Neeman calls for tougher terms for violence

State attorney also wants Knesset to ground punishments in law, urges gov't to change national priorities.

By JPOST.COM STAFF
August 30, 2009 15:12
1 minute read.
Neeman calls for tougher terms for violence

moshe lador 248 88. (photo credit: Ariel Jerozolimski)

Justice Minister Yaacov Neeman on Sunday said that he is considering toughening the terms of inmates imprisoned for violence crimes. "It is foreseeable that a person who is imprisoned for violence crimes will not have his term reduced by a third or be pardoned," he said. In a joint interview with Army Radio and Israel Radio, on a special day of broadcasts dedicated to battling violence, Neeman called the recent wave of murders an "emergency situation," and said that he asked judges to severely penalize those convicted of violent crimes. Dealing with violence should be the government and law enforcement establishment's first priority, the justice minister added. Earlier on Sunday, State Attorney Moshe Lador proposed that the Knesset legislate minimum sentencing requirements for violent crimes, which would serve as a starting point for the courts when sentencing criminals.
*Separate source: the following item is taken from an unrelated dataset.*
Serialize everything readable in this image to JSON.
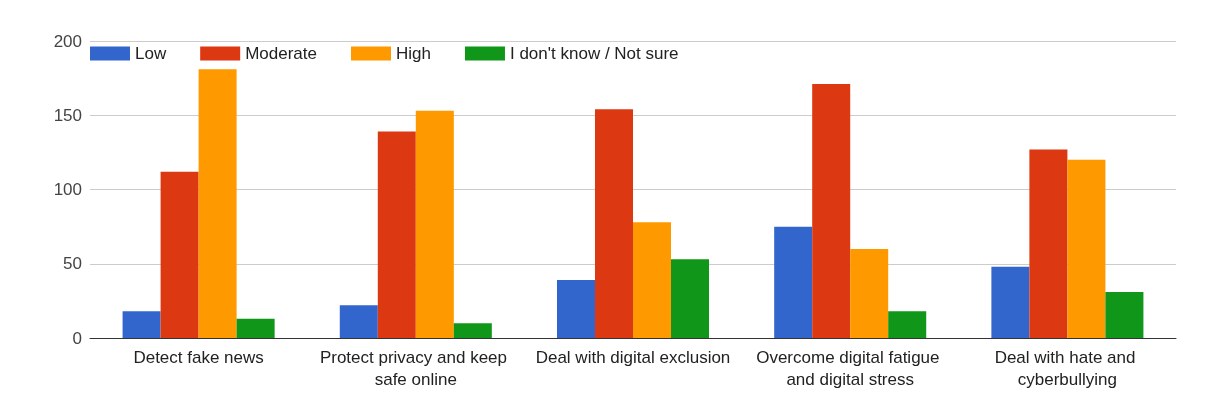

Speaking with Army Radio and Israel Radio as part of the special day of broadcasts on violence, Lador called on the government to change the national priorities and to designate resources in order to improve the Israeli public's perception of personal safety and reduce crime. "In my opinion, if the minimum sentencing requirements lead to more reasonable sentences, instead of the light punishments given today, we will see an improvement," he said. According to Lador, "Punishment should be made harsher for some crimes, while punishment for other crimes is adequate, so it would be better if lawmakers determined minimum sentencing requirements for each kind of crime." He added that efforts were underway "to streamline and simplify legal procedures, which are currently so long and laborious they lead to the release of dangerous defendants." Lador maintained that "relatively speaking, Israel is a very safe country, and people feel safe in most places during most of the day."